Думаю, что Серджо ушел проводить Φедора, (повода задерживаться тут дальше у него ведь и правда нет — я его, как стало совершенно очевидно, перестала интересовать окончательно) а Виктория Прокопьевна занимается с внучкой. Однако вскоре выясняется, что я ошибаюсь. Ксюхина бабушка появляется в гостиной, забирает две рюмки, початую бутылку водки и удаляется через двери террасы куда-то в сад. Знаю, что там есть маленький финский домик. Специальная конструкция с мангалом посередине и лавками вокруг, чтобы даже зимой можно было сидеть в комфорте и жарить шашлыки или ещё что-то. Почему-то уверена, что там с Викторией Прокопьевной не Серджо, а Федор, и что говорить они будут «за жизнь», а значит и обо мне…
Любопытство, как известно, не порок. Стараясь действовать незаметно, накидываю на себя пальто и тоже прокрадываюсь в сад. Чтобы Ксюха меня не засекла, выхожу через дверь в котельной. Точно! В финском домике видны отсветы огня в растопленном мангале. Подбираюсь ближе. Голоса слышу, но суть разговора совершенно не улавливаю. Жаль. И тут Виктория Прокопьевна приоткрывает дверь.
— Что-то жарко совсем стало. Не против, если я проветрю, не замерзнешь?
— Да что вы, Виктория Прокопьевна! Я вообще не мерзну. Как-то пришлось нам с моими ребятками почти сутки по шею в ледяной воде просидеть. Под обстрел попали. Спирт правда у нас во фляжке имелся… Хлебнешь из фляжки и водой из речки, в которой мы и сидели, запиваешь… И ничего! Даже насморка потом не было.
— Да, Федя, парень ты здоровый. Но глупый.
— Ну Виктория Прокопьевна, не начинайте сначала.
— А я и не начинаю, я продолжаю. Ты ведь ее любишь… Любишь! И не крути своей башкой чугунной. Все равно не поверю, что это не так. Так к чему все эти коленца?! И девку мучаешь…
— Да не больно-то она, как я посмотрю, мучается! Каждый день цветочки, поцелуйчики, в машине по часу возле ее дома сидят… Об искусстве, думаете, беседуют?
Как мило! Он что же за мной следит?
— А ты со своей шалавой, которая тебе в штаны разве только на людях не лезет, что по ночам исключительно гравюры рассматриваешь? Не знаю… Может Ане и правда будет лучше с этим Ильей…
Вскипает:
— Да если он только ей под юбку залезет, я его…
Больше терпеть не могу. От бешенства даже мышцы на лице сводит. Распахиваю дверь и вхожу.

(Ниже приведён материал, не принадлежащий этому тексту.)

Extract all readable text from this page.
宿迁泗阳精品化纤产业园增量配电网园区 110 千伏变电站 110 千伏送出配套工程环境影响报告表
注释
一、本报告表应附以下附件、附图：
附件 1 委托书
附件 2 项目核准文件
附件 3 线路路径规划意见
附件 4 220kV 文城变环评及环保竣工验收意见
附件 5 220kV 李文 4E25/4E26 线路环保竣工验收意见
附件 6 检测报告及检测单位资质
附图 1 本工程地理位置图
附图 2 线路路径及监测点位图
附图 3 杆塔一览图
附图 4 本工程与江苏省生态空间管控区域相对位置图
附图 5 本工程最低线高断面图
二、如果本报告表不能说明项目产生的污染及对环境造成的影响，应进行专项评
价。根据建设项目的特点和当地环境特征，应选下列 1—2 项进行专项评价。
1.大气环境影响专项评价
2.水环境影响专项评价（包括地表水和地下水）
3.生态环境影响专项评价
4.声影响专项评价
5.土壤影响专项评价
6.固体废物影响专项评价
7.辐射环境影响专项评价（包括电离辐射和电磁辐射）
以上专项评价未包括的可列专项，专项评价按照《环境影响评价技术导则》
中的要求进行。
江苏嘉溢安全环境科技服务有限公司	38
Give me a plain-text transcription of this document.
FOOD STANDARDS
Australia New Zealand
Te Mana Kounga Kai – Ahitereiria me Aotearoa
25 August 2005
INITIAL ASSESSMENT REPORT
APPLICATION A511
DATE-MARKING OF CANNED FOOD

— Ты его — что? Убьешь? То есть тебе под юбку к Маринке лезть можно, а мне надо сидеть как монашке в красном углу под иконой и иметь лицо постное, но возвышенное, так? Да пропади ты, Федь! И имей в виду: ВСЁ! На этот раз действительно всё. Теперь я тебе скажу то же, что ты мне тогда в больнице: не появляйся возле меня больше! Никогда! Хватит рубить хвост собаке по частям. Больно же, черт бы тебя побрал! И в моем дворе тоже не появляйся! Потому что когда тебе придет фантазия следить за мной и за Ильей в следующий раз, ты увидишь, что мы в машине сидеть не останемся. Мы пойдем ко мне, в мою кровать. Или в его. Какая ближе окажется. Усек?!
Только прекратив орать, переведя дыхание и оглядевшись, я понимаю, что Виктория Прокопьевна сбежала. Да и кому охота быть свидетелем такой, скажем прямо, отвратительной сцены? Федор сидит белый. Челюсти сжаты так, что желваки надулись. В глазах бешенство. Но и я бешусь не меньше его.
Ярость моя требует еще какого-то действия, хочет как-то выплеснуться физически, не только в громком крике. И я делаю то, что не делала никогда: со смаком отвешиваю ему пощечину, а потом ещё и вытягиваю перед собой руку и сую ему в отбитое лицо кулак с оттопыренным средним пальцем. Похоже, это его доканывает. Федор хватает мою выставленную руку и одним движением заламывает мне ее за спину. Больно! Зараза! Это ж раненая рука!
— Отпусти меня, ты, дубина стоеросовая!
Но он явно не помнит себя от злости и только «наддает», заводя мою бедную конечность еще круче.
— Отпущу, сейчас так отпущу, что мало не покажется!
— Маринку свою хватай, ей, может, такое нравится.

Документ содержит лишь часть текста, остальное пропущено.